Evidence that a naturally occurring single nucleotide polymorphism in the RagC gene of Leishmania donovani contributes to reduced virulence

Leishmaniasis is a widespread neglected tropical disease transmitted by infected sand flies resulting in either benign cutaneous infection or fatal visceral disease. Leishmania donovani is the principal species responsible for visceral leishmaniasis, yet an atypical L. donovani has become attenuated in several countries including Sri Lanka and causes cutaneous leishmaniasis. Previous studies have identified 91 genes altered in the atypical cutaneous L. donovani compared to typical visceral disease associated L. donovani including mutations in the RagC and Raptor genes that are part of the eukaryotic conserved TOR pathway and its upstream sensing pathway. In the present study, we investigate whether the RagC R231C mutation present in atypical cutaneous L. donovani introduced into the virulent L. donovani 1S2D chromosome by CRISPR gene editing could affect virulence for survival in visceral organs.

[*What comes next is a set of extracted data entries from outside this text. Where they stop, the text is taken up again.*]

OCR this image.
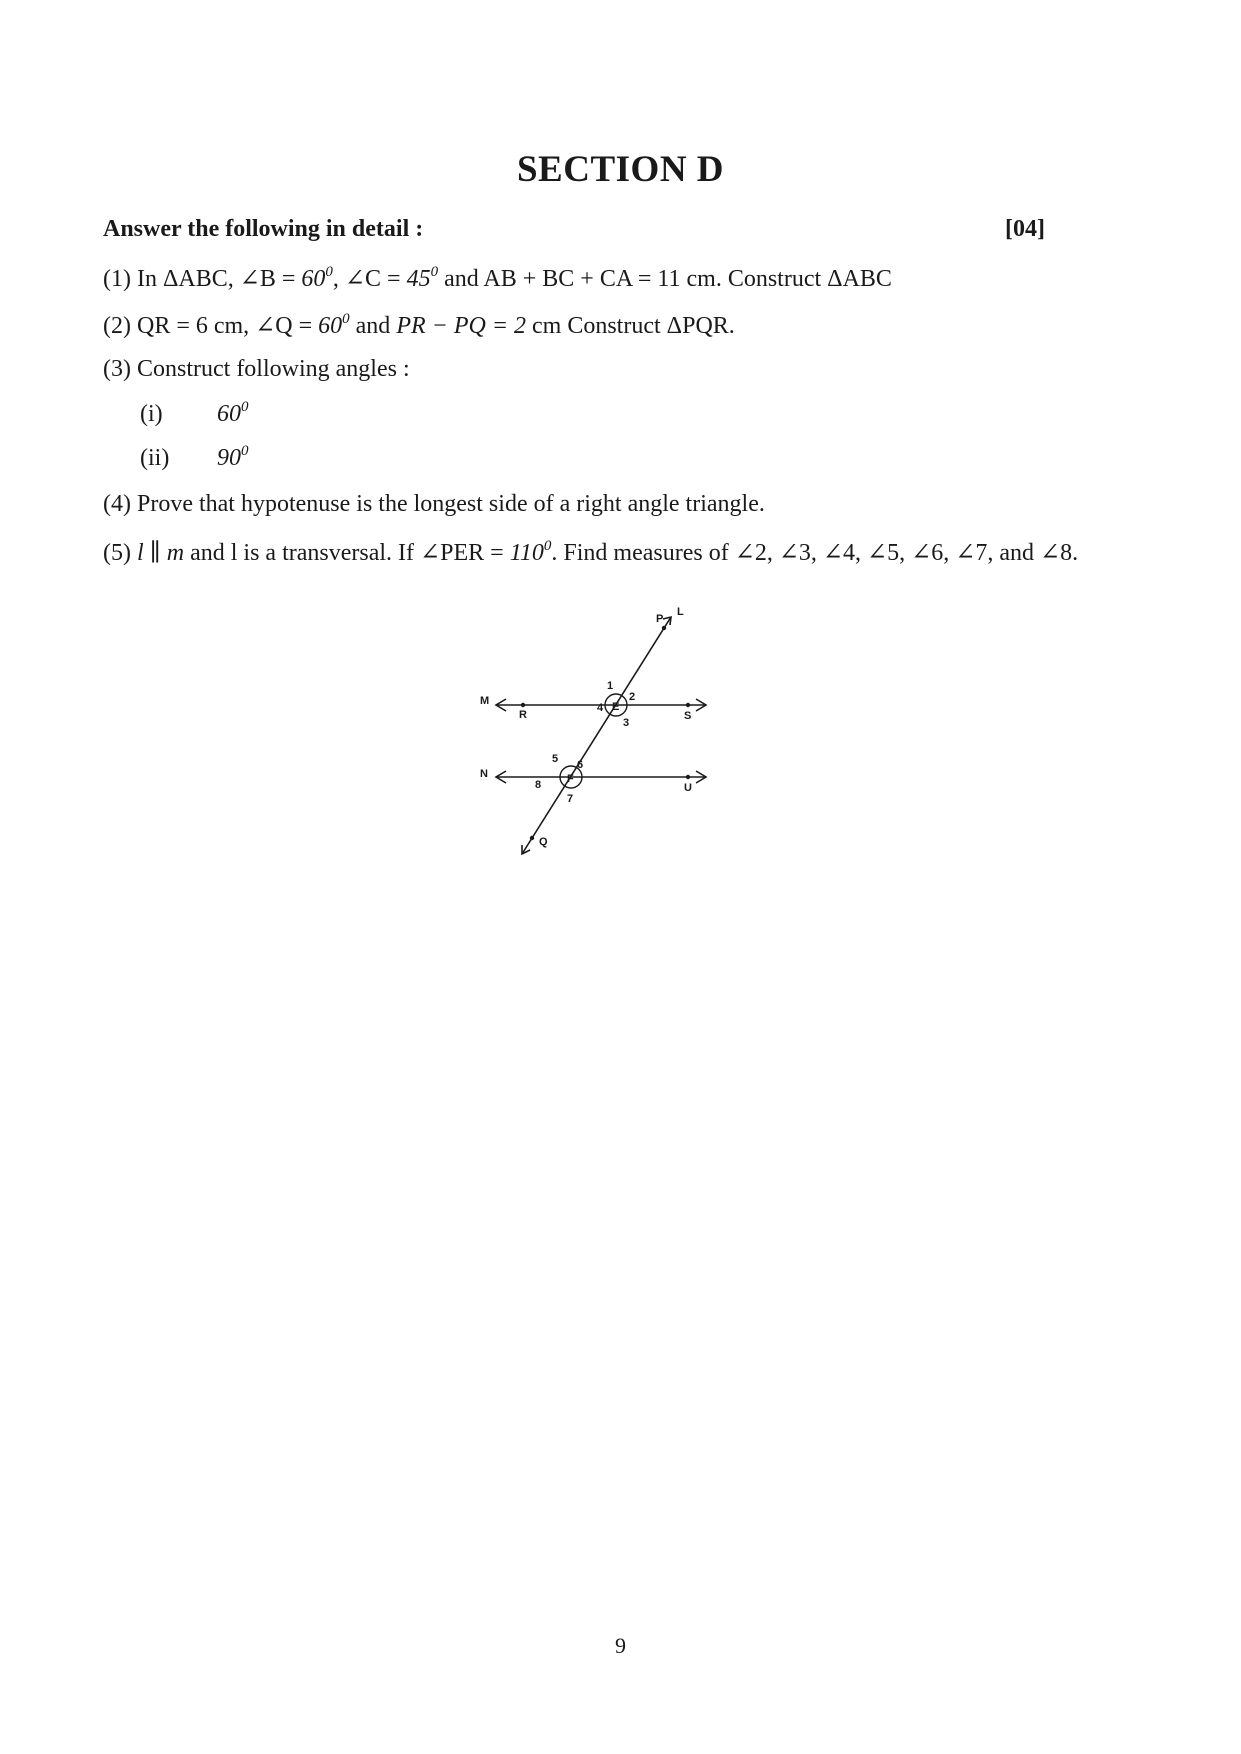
SECTION D
Answer the following in detail :	[04]
(1) In ΔABC, ∠B = $60^0$, ∠C = $45^0$ and AB + BC + CA = 11 cm. Construct ΔABC
(2) QR = 6 cm, ∠Q = $60^0$ and PR − PQ = 2 cm Construct ΔPQR.
(3) Construct following angles :
(i) $60^0$
(ii) $90^0$
(4) Prove that hypotenuse is the longest side of a right angle triangle.
(5) l ∥ m and l is a transversal. If ∠PER = $110^0$. Find measures of ∠2, ∠3, ∠4, ∠5, ∠6, ∠7, and ∠8.
P
L
M
R	S
E
N
U
F
Q
1
2
3
4
5 6
7
8
9
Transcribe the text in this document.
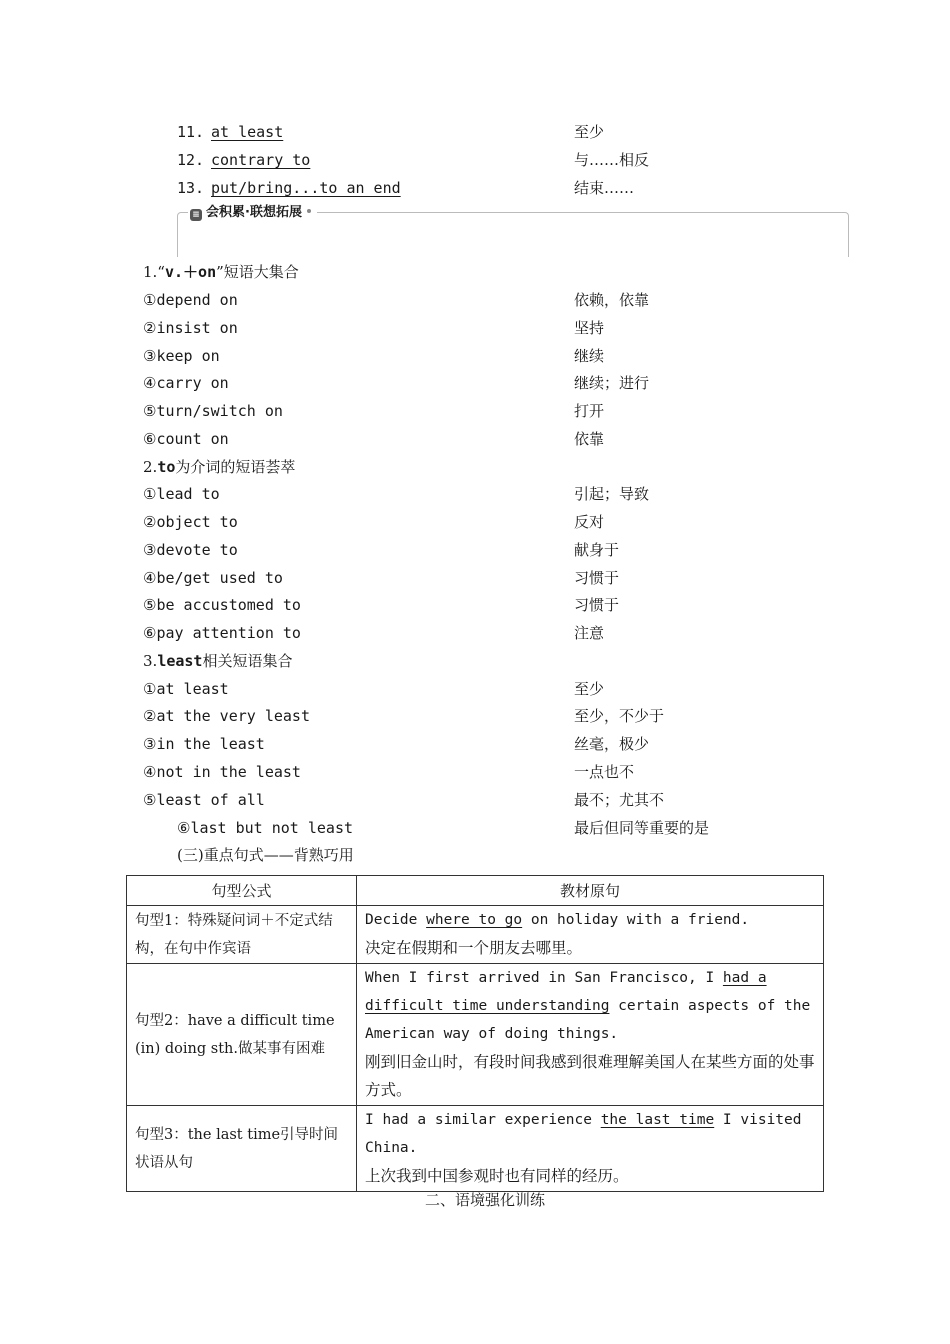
11. at least	至少
12. contrary to	与……相反
13. put/bring...to an end	结束……
≡ 会积累·联想拓展
1.“v.＋on”短语大集合
①depend on	依赖，依靠
②insist on	坚持
③keep on	继续
④carry on	继续；进行
⑤turn/switch on	打开
⑥count on	依靠
2.to为介词的短语荟萃
①lead to	引起；导致
②object to	反对
③devote to	献身于
④be/get used to	习惯于
⑤be accustomed to	习惯于
⑥pay attention to	注意
3.least相关短语集合
①at least	至少
②at the very least	至少，不少于
③in the least	丝毫，极少
④not in the least	一点也不
⑤least of all	最不；尤其不
⑥last but not least	最后但同等重要的是
(三)重点句式——背熟巧用
句型公式	教材原句
句型1：特殊疑问词＋不定式结构，在句中作宾语	Decide where to go on holiday with a friend.
决定在假期和一个朋友去哪里。

句型2：have a difficult time (in) doing sth.做某事有困难	When I first arrived in San Francisco, I had a difficult time understanding certain aspects of the American way of doing things.
刚到旧金山时，有段时间我感到很难理解美国人在某些方面的处事方式。

句型3：the last time引导时间状语从句	I had a similar experience the last time I visited China.
上次我到中国参观时也有同样的经历。
二、语境强化训练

Through bioinformatic analysis, we further investigated the presence of sensing pathway components upstream of TOR in L. donovani including RagC complexing proteins, RagA and Raptor. L. donovani 1S2D edited to express mutant RagC R231C were viable in promastigote but had reduced visceral parasitemia in infected BALB/c mice. The RagC R231C mutant retained the ability to interact with RagA and gene knockout experiments revealed that although the RagA gene was essential, the RagC gene was not essential under promastigote culture conditions but was essential for survival in the liver of experimentally infected mice. These results provide evidence that the TOR associated sensing pathway plays a prominent role in L. donovani visceral disease and the RagC R231C mutation contributed to the atypical pathology of cutaneous L. donovani in Sri Lanka.